Toronto Star

PARENTS POST TO STUDENTS

- BEN SPURR STAFF REPORTER

The shooting spree that claimed four lives in the remote town of La Loche, Sask., last Friday is over, but some residents of the northern community are not convinced that the danger to the area’s children has passed.

On Monday, parents gathered at a school in the nearby reserve of Clearwater River Dene Nation, where events marking the shooting shifted following vigils in La Loche over the weekend.

There, the principal of the Clearwater River Dene School, which is less than a 10-minute drive from the La Loche Community School where last week’s bloodshed culminated, urged parents to be vigilant in the wake of the attack. “Kids that are suicidal are going to be more vulnerable. And the copy cat type of people are going to be more susceptibl­e to act out in violence,” Mark Klein told the gathering of about 60 people, some of whose children go to school in La Loche.

The Clearwater school has been closed since the shooting, although its gym was open on Monday afternoon to let kids play basketball.

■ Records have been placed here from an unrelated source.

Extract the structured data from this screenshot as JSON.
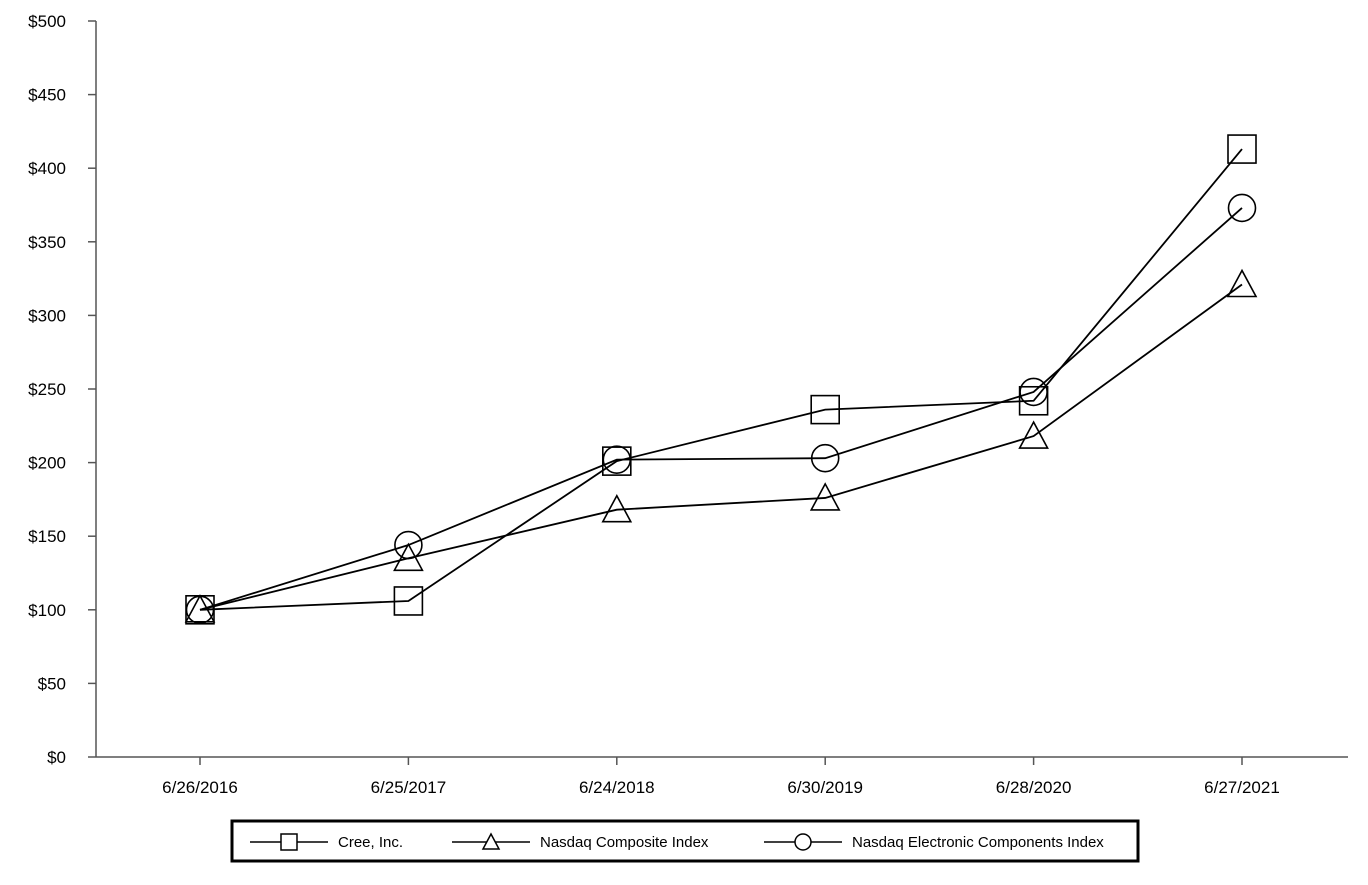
{
  "chart_data": {
    "type": "line",
    "title": "",
    "xlabel": "",
    "ylabel": "",
    "categories": [
      "6/26/2016",
      "6/25/2017",
      "6/24/2018",
      "6/30/2019",
      "6/28/2020",
      "6/27/2021"
    ],
    "ylim": [
      0,
      500
    ],
    "yticks": [
      0,
      50,
      100,
      150,
      200,
      250,
      300,
      350,
      400,
      450,
      500
    ],
    "ytick_labels": [
      "$0",
      "$50",
      "$100",
      "$150",
      "$200",
      "$250",
      "$300",
      "$350",
      "$400",
      "$450",
      "$500"
    ],
    "grid": false,
    "legend_position": "bottom",
    "series": [
      {
        "name": "Cree, Inc.",
        "marker": "square",
        "values": [
          100,
          106,
          201,
          236,
          242,
          413
        ]
      },
      {
        "name": "Nasdaq Composite Index",
        "marker": "triangle",
        "values": [
          100,
          135,
          168,
          176,
          218,
          321
        ]
      },
      {
        "name": "Nasdaq Electronic Components Index",
        "marker": "circle",
        "values": [
          100,
          144,
          202,
          203,
          248,
          373
        ]
      }
    ]
  }
}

Klein said he is hoping to get an RCMP officer posted to the school when it reopens, sometime after the last funeral service for the shooting victims takes place later this week.

But he also devised a softer approach to ensuring the students feel safe. He asked parents to write positive messages on Post-it notes and stick them around the school, so that they’ll be waiting when students return.

The Post-its are a small gesture, but some parents said they hoped they would help their kids heal and stave off the social alienation that some in La Loche believe may have been a factor in the horrific shooting. The 17-year-old arrested for the crime had reportedly been relentless­ly teased about having large ears.

Rana Janvier was one of the parents who walked through halls posting messages such as “We Love You” and “You Are Unique” on the lockers.